Capaian tersebut dipaparkan dalam konferensi pers yang digelar Kantor Perwakilan Kementerian Keuangan Republik Indonesia Provinsi Sulawesi Selatan di Gedung Keuangan Negara (GKN) II Makassar, Senin (30/3/2026).

Pemerintah menyebut, pelaksanaan APBN di awal tahun telah berjalan dengan arah yang terukur, terutama dalam menjaga keberlanjutan layanan publik serta mendorong aktivitas ekonomi masyarakat.

Dari sisi pendapatan, realisasi penerimaan perpajakan hingga akhir Februari 2026 mencapai Rp1,45 triliun atau 10,15 persen dari target Rp14,37 triliun. Komponen terbesar berasal dari Pajak Penghasilan (PPh) sebesar Rp711 miliar serta Pajak Pertambahan Nilai (PPN) dan PPnBM sebesar Rp915 miliar.

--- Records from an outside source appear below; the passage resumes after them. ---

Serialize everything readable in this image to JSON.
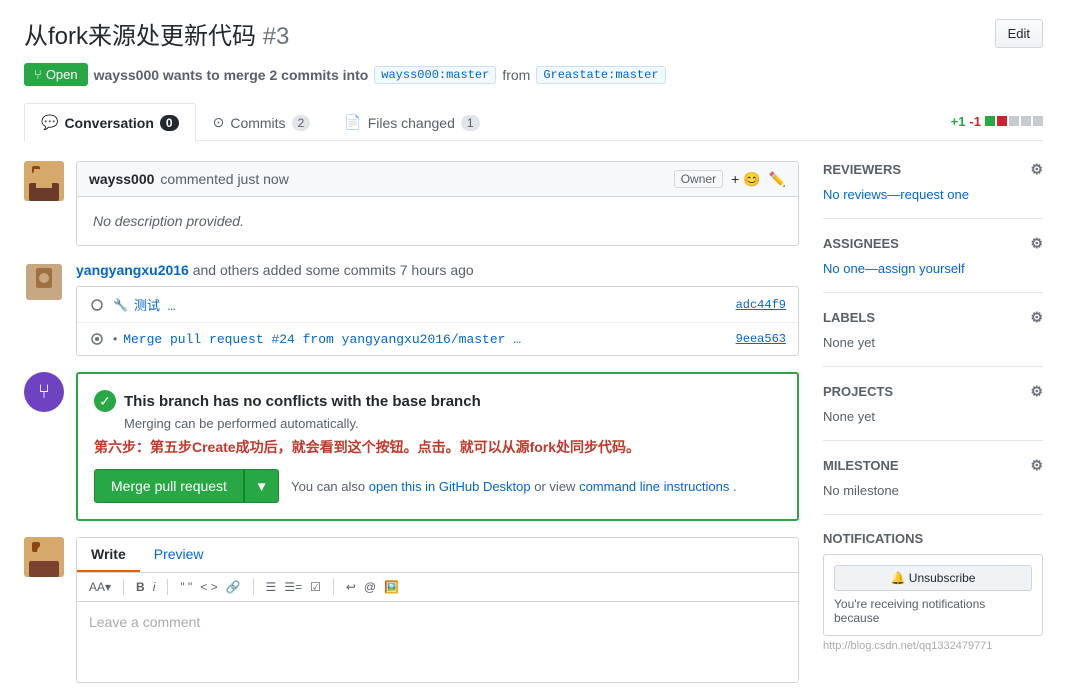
{
  "page": {
    "title": "从fork来源处更新代码",
    "pr_number": "#3",
    "edit_button": "Edit"
  },
  "status": {
    "badge": "Open",
    "badge_icon": "git-pull-request",
    "description": "wayss000 wants to merge 2 commits into",
    "target_branch": "wayss000:master",
    "from_word": "from",
    "source_branch": "Greastate:master"
  },
  "tabs": [
    {
      "id": "conversation",
      "icon": "💬",
      "label": "Conversation",
      "count": "0",
      "active": true
    },
    {
      "id": "commits",
      "icon": "○",
      "label": "Commits",
      "count": "2",
      "active": false
    },
    {
      "id": "files_changed",
      "icon": "📄",
      "label": "Files changed",
      "count": "1",
      "active": false
    }
  ],
  "diff_stats": {
    "additions": "+1",
    "deletions": "-1"
  },
  "comment": {
    "author": "wayss000",
    "time": "commented just now",
    "owner_label": "Owner",
    "content": "No description provided.",
    "emoji_btn": "😊"
  },
  "activity": {
    "author": "yangyangxu2016",
    "description": "and others added some commits 7 hours ago"
  },
  "commits": [
    {
      "icon": "○",
      "message": "测试 …",
      "sha": "adc44f9"
    },
    {
      "icon": "•",
      "message": "Merge pull request #24 from yangyangxu2016/master …",
      "sha": "9eea563"
    }
  ],
  "merge": {
    "title": "This branch has no conflicts with the base branch",
    "subtitle": "Merging can be performed automatically.",
    "annotation": "第六步：第五步Create成功后，就会看到这个按钮。点击。就可以从源fork处同步代码。",
    "merge_btn": "Merge pull request",
    "merge_note_prefix": "You can also",
    "merge_link1": "open this in GitHub Desktop",
    "merge_note_mid": "or view",
    "merge_link2": "command line instructions",
    "merge_note_suffix": "."
  },
  "write_section": {
    "write_tab": "Write",
    "preview_tab": "Preview",
    "placeholder": "Leave a comment",
    "toolbar": [
      "AA▾",
      "B",
      "i",
      "❝❝",
      "< >",
      "🔗",
      "|",
      "☰",
      "☰☰",
      "☰🔢",
      "|",
      "↩ @ 🖼️"
    ]
  },
  "sidebar": {
    "reviewers": {
      "title": "Reviewers",
      "value": "No reviews—request one"
    },
    "assignees": {
      "title": "Assignees",
      "value": "No one—assign yourself"
    },
    "labels": {
      "title": "Labels",
      "value": "None yet"
    },
    "projects": {
      "title": "Projects",
      "value": "None yet"
    },
    "milestone": {
      "title": "Milestone",
      "value": "No milestone"
    },
    "notifications": {
      "title": "Notifications",
      "unsubscribe": "🔔 Unsubscribe",
      "description": "You're receiving notifications because"
    }
  },
  "watermark": "http://blog.csdn.net/qq1332479771"
}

Selain itu, Pajak Bumi dan Bangunan (PBB) menyumbang Rp15,03 miliar, sementara pajak lainnya mencapai Rp183 miliar.

Di sektor kepabeanan dan cukai, penerimaan tercatat sebesar Rp32,11 miliar atau 8,60 persen dari target Rp373,43 miliar. Angka ini terdiri dari Bea Masuk Rp15,35 miliar, Bea Keluar Rp8,24 miliar, dan Cukai Rp8,52 miliar.

Sementara itu, Penerimaan Negara Bukan Pajak (PNBP) telah terealisasi Rp619,91 miliar atau 16,85 persen dari target Rp3,68 triliun. Penerimaan ini didominasi oleh Badan Layanan Umum (BLU) sebesar Rp413,22 miliar, sedangkan PNBP lainnya menyumbang Rp206,69 miliar.

Belanja Pemerintah Fokus Layanan dan Infrastruktur

Dari sisi belanja, Belanja Pemerintah Pusat (BPP) di Sulawesi Selatan terealisasi sebesar Rp2,21 triliun atau 9,19 persen dari pagu Rp24,05 triliun.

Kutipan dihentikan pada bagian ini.